What kind of house will you build for me, says the Lord,
or what is my resting place?
50
Did my hand not make all these things?’
51
“You stubborn people, with uncircumcised hearts and ears! You are always
resisting the Holy Spirit, like your ancestors did!
52
Which of the prophets did your ancestors not persecute? They killed those
who foretold long ago the coming of the Righteous One, whose betrayers and
murderers you have now become!
53
You received the law by decrees given by angels, but you did not obey it.”

One thought:

Did you notice the point?
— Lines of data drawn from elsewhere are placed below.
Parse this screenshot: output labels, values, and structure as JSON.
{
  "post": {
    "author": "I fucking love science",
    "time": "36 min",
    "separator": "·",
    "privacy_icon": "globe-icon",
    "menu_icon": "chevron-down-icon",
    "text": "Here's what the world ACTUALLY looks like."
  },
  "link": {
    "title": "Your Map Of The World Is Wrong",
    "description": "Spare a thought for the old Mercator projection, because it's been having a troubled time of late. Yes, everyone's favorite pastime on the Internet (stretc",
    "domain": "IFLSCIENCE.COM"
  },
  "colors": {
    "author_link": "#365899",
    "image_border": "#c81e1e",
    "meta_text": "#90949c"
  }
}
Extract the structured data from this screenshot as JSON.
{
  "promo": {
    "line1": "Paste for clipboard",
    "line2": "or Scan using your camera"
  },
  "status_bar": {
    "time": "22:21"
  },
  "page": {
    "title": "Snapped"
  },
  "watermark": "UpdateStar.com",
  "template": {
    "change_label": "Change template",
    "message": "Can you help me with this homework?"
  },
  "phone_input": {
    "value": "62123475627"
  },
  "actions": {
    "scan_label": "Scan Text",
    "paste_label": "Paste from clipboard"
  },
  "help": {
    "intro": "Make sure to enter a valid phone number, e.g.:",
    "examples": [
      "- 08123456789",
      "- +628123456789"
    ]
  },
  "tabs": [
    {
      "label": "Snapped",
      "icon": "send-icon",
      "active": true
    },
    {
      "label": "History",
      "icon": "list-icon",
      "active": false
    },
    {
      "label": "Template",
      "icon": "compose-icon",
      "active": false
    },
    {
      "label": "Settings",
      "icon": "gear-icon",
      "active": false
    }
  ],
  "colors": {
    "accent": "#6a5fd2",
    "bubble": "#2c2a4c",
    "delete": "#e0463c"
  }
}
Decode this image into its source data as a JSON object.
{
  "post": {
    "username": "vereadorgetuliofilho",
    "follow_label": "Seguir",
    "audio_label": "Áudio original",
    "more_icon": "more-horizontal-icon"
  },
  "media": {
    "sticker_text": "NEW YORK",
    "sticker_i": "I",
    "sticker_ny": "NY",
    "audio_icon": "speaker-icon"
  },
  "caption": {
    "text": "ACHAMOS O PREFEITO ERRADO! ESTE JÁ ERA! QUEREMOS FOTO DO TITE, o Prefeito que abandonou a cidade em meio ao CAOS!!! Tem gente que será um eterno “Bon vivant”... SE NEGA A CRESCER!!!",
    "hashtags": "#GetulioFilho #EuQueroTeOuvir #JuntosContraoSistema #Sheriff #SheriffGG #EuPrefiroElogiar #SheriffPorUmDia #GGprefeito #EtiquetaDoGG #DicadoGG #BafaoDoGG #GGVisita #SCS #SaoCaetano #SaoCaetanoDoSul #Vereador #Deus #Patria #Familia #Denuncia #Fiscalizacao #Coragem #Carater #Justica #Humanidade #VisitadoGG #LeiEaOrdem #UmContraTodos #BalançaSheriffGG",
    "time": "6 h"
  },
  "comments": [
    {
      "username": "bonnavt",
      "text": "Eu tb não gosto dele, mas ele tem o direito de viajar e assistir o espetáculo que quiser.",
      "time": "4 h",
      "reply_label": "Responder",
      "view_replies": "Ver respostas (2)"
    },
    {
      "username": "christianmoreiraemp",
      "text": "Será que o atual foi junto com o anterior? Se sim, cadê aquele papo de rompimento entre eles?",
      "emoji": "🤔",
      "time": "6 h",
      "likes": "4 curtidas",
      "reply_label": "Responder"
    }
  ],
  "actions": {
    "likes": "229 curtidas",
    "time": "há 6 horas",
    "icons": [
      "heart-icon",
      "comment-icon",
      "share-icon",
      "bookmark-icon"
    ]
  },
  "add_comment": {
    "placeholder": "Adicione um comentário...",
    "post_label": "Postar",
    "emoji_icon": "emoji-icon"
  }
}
Stephen shows them how they have a history of rejected God’s prophets, will they not listen now?

Three questions:

Why do people reject Jesus?

In what way/s would someone say you are resisting Jesus?

Read the whole passage if you just skimmed over it – What a brilliant summary of Israel’s history with God and their trend of resisting Him.

Prayer:

Give thanks that God softened your heart of stone.  Ask God to soften the hearts of the people in your life. Ask God to reveal to you areas where you still resist Him.